Gérard Philipe

1922-1959

Biography: life and films

Abstract picture representing Gerard Philipe
Gérard Philipe was an actor blessed with a rare combination of talent, good looks and humanity which earned him the respect and admiration of French people of all classes and generations. Despite the brevity of his acting career, he occupies an important place in French culture, still regarded with great affection by many, and his egalitarian principles and passion for drama live on in the institutions (schools, colleges and theatres) which bear his name.

He was born Gérard Philip in Cannes, into a comfortable bourgeois family, on 4 December 1922. His father, Marcel, a successful businessman, was involved with extreme right-wing politics and collaborated with the Nazis during the Second World War. To escape a death sentence after the war, Marcel Philip was forced to flee into exile in Spain. His son's politics would head in the opposite direction, as the young actor embraced the socialist ideal.

After a promising school education, Gérard decided to become an actor and, encouraged by Marc Allégret, he studied drama in Nice. He made his debut at Cannes in André Roussin's play Une grande fille toute simple in July 1942. At this time, he added an 'e' to his surname, taking his full name up to 13 letters, something which superstitious folk are quick to link to the actor's tragic future.

Gérard Philipe made his film debut in 1943 with Yves Allégret's La boîte aux rêves and Marc Allégret's Les petites du quai aux fleurs.
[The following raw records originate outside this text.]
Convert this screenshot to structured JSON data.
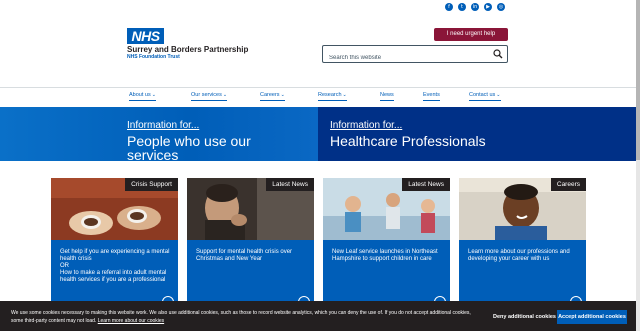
{
  "social": {
    "icons": [
      "facebook-icon",
      "twitter-icon",
      "linkedin-icon",
      "youtube-icon",
      "instagram-icon"
    ]
  },
  "header": {
    "logo_nhs": "NHS",
    "org_name": "Surrey and Borders Partnership",
    "org_sub": "NHS Foundation Trust",
    "urgent_help": "I need urgent help",
    "search_placeholder": "Search this website"
  },
  "nav": {
    "items": [
      {
        "label": "About us",
        "dropdown": true
      },
      {
        "label": "Our services",
        "dropdown": true
      },
      {
        "label": "Careers",
        "dropdown": true
      },
      {
        "label": "Research",
        "dropdown": true
      },
      {
        "label": "News",
        "dropdown": false
      },
      {
        "label": "Events",
        "dropdown": false
      },
      {
        "label": "Contact us",
        "dropdown": true
      }
    ]
  },
  "hero": {
    "left": {
      "small": "Information for...",
      "big": "People who use our services"
    },
    "right": {
      "small": "Information for...",
      "big": "Healthcare Professionals"
    }
  },
  "cards": [
    {
      "tag": "Crisis Support",
      "text": "Get help if you are experiencing a mental health crisis\nOR\nHow to make a referral into adult mental health services if you are a professional"
    },
    {
      "tag": "Latest News",
      "text": "Support for mental health crisis over Christmas and New Year"
    },
    {
      "tag": "Latest News",
      "text": "New Leaf service launches in Northeast Hampshire to support children in care"
    },
    {
      "tag": "Careers",
      "text": "Learn more about our professions and developing your career with us"
    }
  ],
  "cookie": {
    "message": "We use some cookies necessary to making this website work. We also use additional cookies, such as those to record website analytics, which you can deny the use of. If you do not accept additional cookies, some third-party content may not load.",
    "link": "Learn more about our cookies",
    "deny": "Deny additional cookies",
    "accept": "Accept additional cookies"
  },
  "colors": {
    "nhs_blue": "#005eb8",
    "dark_blue": "#003087",
    "urgent": "#8a1538",
    "cookie_bg": "#231f20"
  }
}
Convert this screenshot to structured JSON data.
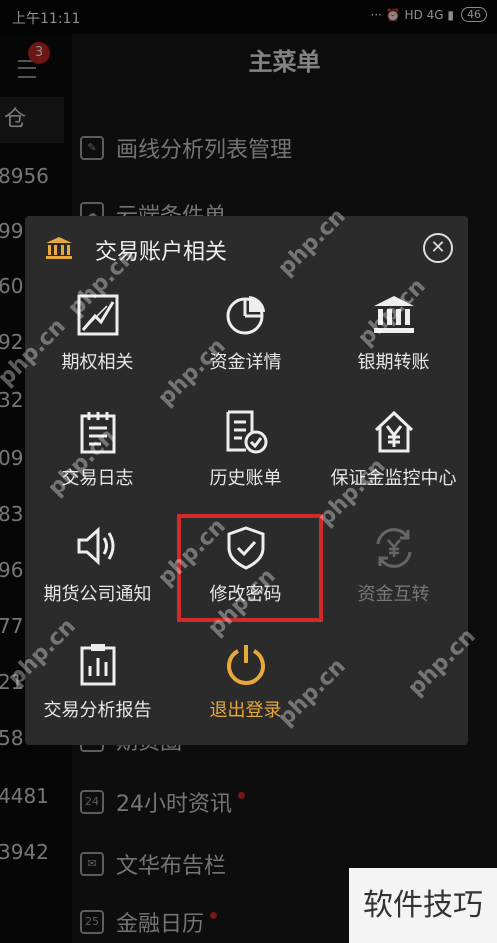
{
  "status": {
    "time": "上午11:11",
    "icons": "··· ⏰ HD 4G ▮",
    "battery": "46"
  },
  "notify": {
    "count": "3"
  },
  "left_tab": "仓",
  "left_numbers": [
    "8956",
    "99",
    "60",
    "92",
    "32",
    "09",
    "83",
    "96",
    "77",
    "21",
    "58",
    "4481",
    "3942"
  ],
  "main": {
    "title": "主菜单",
    "rows": [
      {
        "label": "画线分析列表管理",
        "icon": "chart-icon",
        "dot": false
      },
      {
        "label": "云端条件单",
        "icon": "cloud-icon",
        "dot": false
      },
      {
        "label": "期货圈",
        "icon": "circle-icon",
        "dot": false
      },
      {
        "label": "24小时资讯",
        "icon": "24h-icon",
        "dot": true
      },
      {
        "label": "文华布告栏",
        "icon": "mail-icon",
        "dot": false
      },
      {
        "label": "金融日历",
        "icon": "calendar-icon",
        "dot": true
      }
    ]
  },
  "dialog": {
    "title": "交易账户相关",
    "items": [
      {
        "label": "期权相关",
        "icon": "options-chart-icon"
      },
      {
        "label": "资金详情",
        "icon": "pie-chart-icon"
      },
      {
        "label": "银期转账",
        "icon": "bank-icon"
      },
      {
        "label": "交易日志",
        "icon": "notepad-icon"
      },
      {
        "label": "历史账单",
        "icon": "bill-check-icon"
      },
      {
        "label": "保证金监控中心",
        "icon": "yen-house-icon"
      },
      {
        "label": "期货公司通知",
        "icon": "speaker-icon"
      },
      {
        "label": "修改密码",
        "icon": "shield-check-icon"
      },
      {
        "label": "资金互转",
        "icon": "yen-exchange-icon"
      },
      {
        "label": "交易分析报告",
        "icon": "report-icon"
      },
      {
        "label": "退出登录",
        "icon": "power-icon"
      }
    ]
  },
  "watermark": "php.cn",
  "corner_text": "软件技巧",
  "colors": {
    "accent_gold": "#e6a93a",
    "highlight_red": "#d02a2a",
    "badge_red": "#c62828"
  }
}
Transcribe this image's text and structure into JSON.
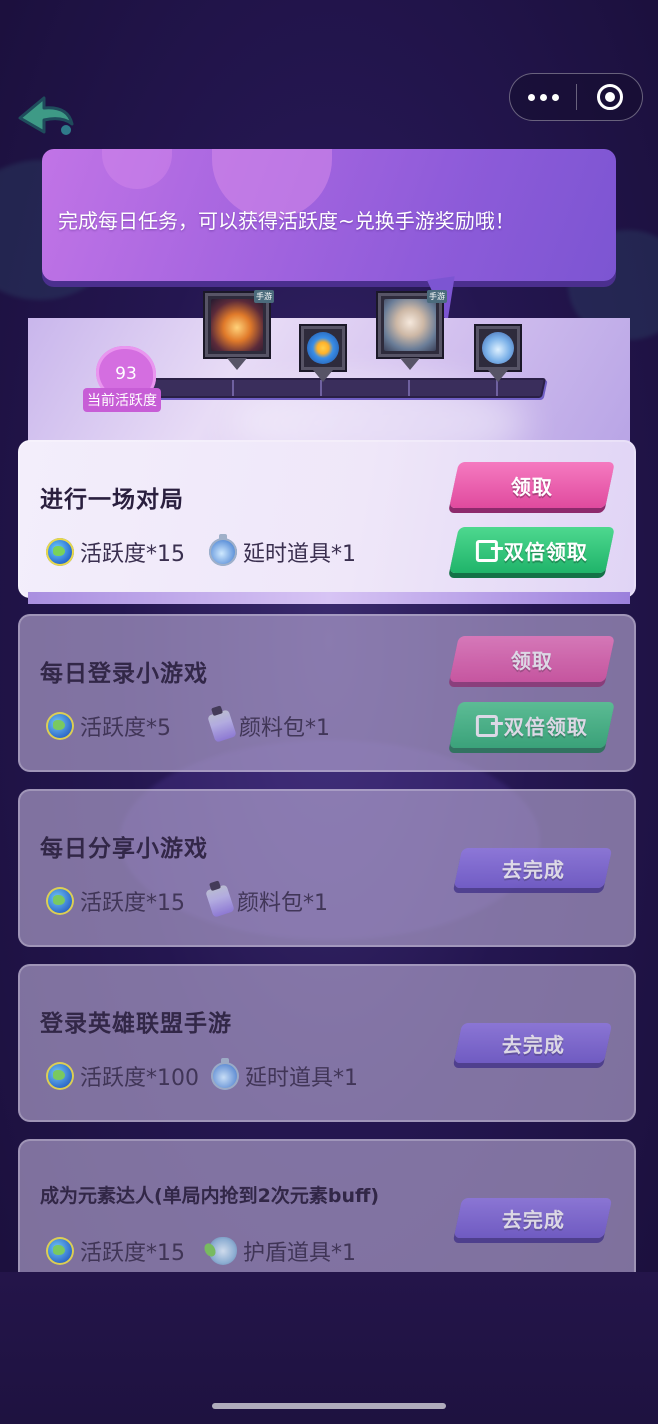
{
  "capsule": {
    "more_icon": "more-dots-icon",
    "close_icon": "target-close-icon"
  },
  "banner": {
    "text": "完成每日任务，可以获得活跃度~兑换手游奖励哦！"
  },
  "activity": {
    "value": "93",
    "label": "当前活跃度",
    "rewards": [
      {
        "name": "reward-1",
        "tag": "手游"
      },
      {
        "name": "reward-2",
        "tag": ""
      },
      {
        "name": "reward-3",
        "tag": "手游"
      },
      {
        "name": "reward-4",
        "tag": ""
      }
    ]
  },
  "tasks": [
    {
      "title": "进行一场对局",
      "rewards": [
        {
          "icon": "activity-globe-icon",
          "text": "活跃度*15"
        },
        {
          "icon": "time-prop-icon",
          "text": "延时道具*1"
        }
      ],
      "buttons": {
        "claim": "领取",
        "double": "双倍领取"
      }
    },
    {
      "title": "每日登录小游戏",
      "rewards": [
        {
          "icon": "activity-globe-icon",
          "text": "活跃度*5"
        },
        {
          "icon": "paint-pack-icon",
          "text": "颜料包*1"
        }
      ],
      "buttons": {
        "claim": "领取",
        "double": "双倍领取"
      }
    },
    {
      "title": "每日分享小游戏",
      "rewards": [
        {
          "icon": "activity-globe-icon",
          "text": "活跃度*15"
        },
        {
          "icon": "paint-pack-icon",
          "text": "颜料包*1"
        }
      ],
      "buttons": {
        "go": "去完成"
      }
    },
    {
      "title": "登录英雄联盟手游",
      "rewards": [
        {
          "icon": "activity-globe-icon",
          "text": "活跃度*100"
        },
        {
          "icon": "time-prop-icon",
          "text": "延时道具*1"
        }
      ],
      "buttons": {
        "go": "去完成"
      }
    },
    {
      "title": "成为元素达人(单局内抢到2次元素buff)",
      "rewards": [
        {
          "icon": "activity-globe-icon",
          "text": "活跃度*15"
        },
        {
          "icon": "shield-prop-icon",
          "text": "护盾道具*1"
        }
      ],
      "buttons": {
        "go": "去完成"
      }
    }
  ]
}
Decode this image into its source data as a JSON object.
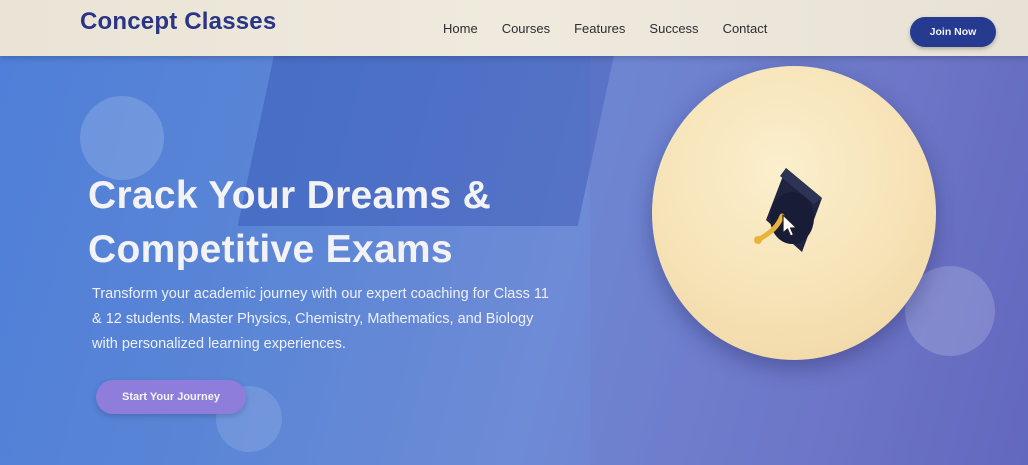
{
  "header": {
    "logo": "Concept Classes",
    "nav": [
      "Home",
      "Courses",
      "Features",
      "Success",
      "Contact"
    ],
    "join_label": "Join Now"
  },
  "hero": {
    "title_line1": "Crack Your Dreams &",
    "title_line2": "Competitive Exams",
    "description": "Transform your academic journey with our expert coaching for Class 11 & 12 students. Master Physics, Chemistry, Mathematics, and Biology with personalized learning experiences.",
    "cta_label": "Start Your Journey",
    "illustration_icon": "graduation-cap-icon"
  },
  "colors": {
    "brand": "#2a3585",
    "join_button": "#263a8f",
    "hero_gradient_start": "#4f7fd8",
    "hero_gradient_end": "#5e63bb",
    "cta": "#8e7ddb",
    "circle": "#f6e2b6"
  }
}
With the support of his admirer Jean Cocteau, he entered the Paris Conservatory where, under the tutelage de Georges Le Roy he discovered his passion for live theatre.

In Paris, Gérard Philipe won critical acclaim for his role in a Paris production of Albert Camus' play Caligula, for which he was likened to the celebrated established actor Louis Barrault. He returned to cinema in 1946 with Georges Lampin's L'Idiot (1946) and Claude Autant-Lara's controversial film Le Diable au corps (1947). Philipe, aged just 24, became almost overnight an emblem of post-war romantic heroism, the first in a new generation of French matinée idols.

Other lead roles followed, in films such as La Chartreuse de Parme (1948), Une si jolie petite plage (1949) and La Beauté du diable (1950). He simultaneously pursued his stage career, with a keen involvement in the Théatre National de Paris, which would endure up until his death. (Whilst working at the TNP, Philipe, a strong believer in egalitarianism, would draw exactly the same salary as junior actors.) He would also become president of the French actors union, actively promoting the rights of actors.

By the early 1950s, Philipe had become one of the most popular actors of his generation, adulated for his captivating performances in films such as Fanfan la Tulipe (1952), Le Rouge et le noir (1954) and Les Orgueilleux (1953). Shortly after completing work on Roger Vadim's film Les Liaisons dangereuses in 1958, Philipe was diagnosed as having cancer of the liver. Although his health was declining, he worked on one final film, Luis Buñuel's La Fièvre monte à El Pao (1959). Soon after, on 25 November 1959, Gérard Philipe died from his cancer illness in Paris, at the age of 36, provoking an immediate and intense out-pouring of grief in France. He now lies beneath a simple grave in a small cemetery at Ramatuelle, in his beloved Provence.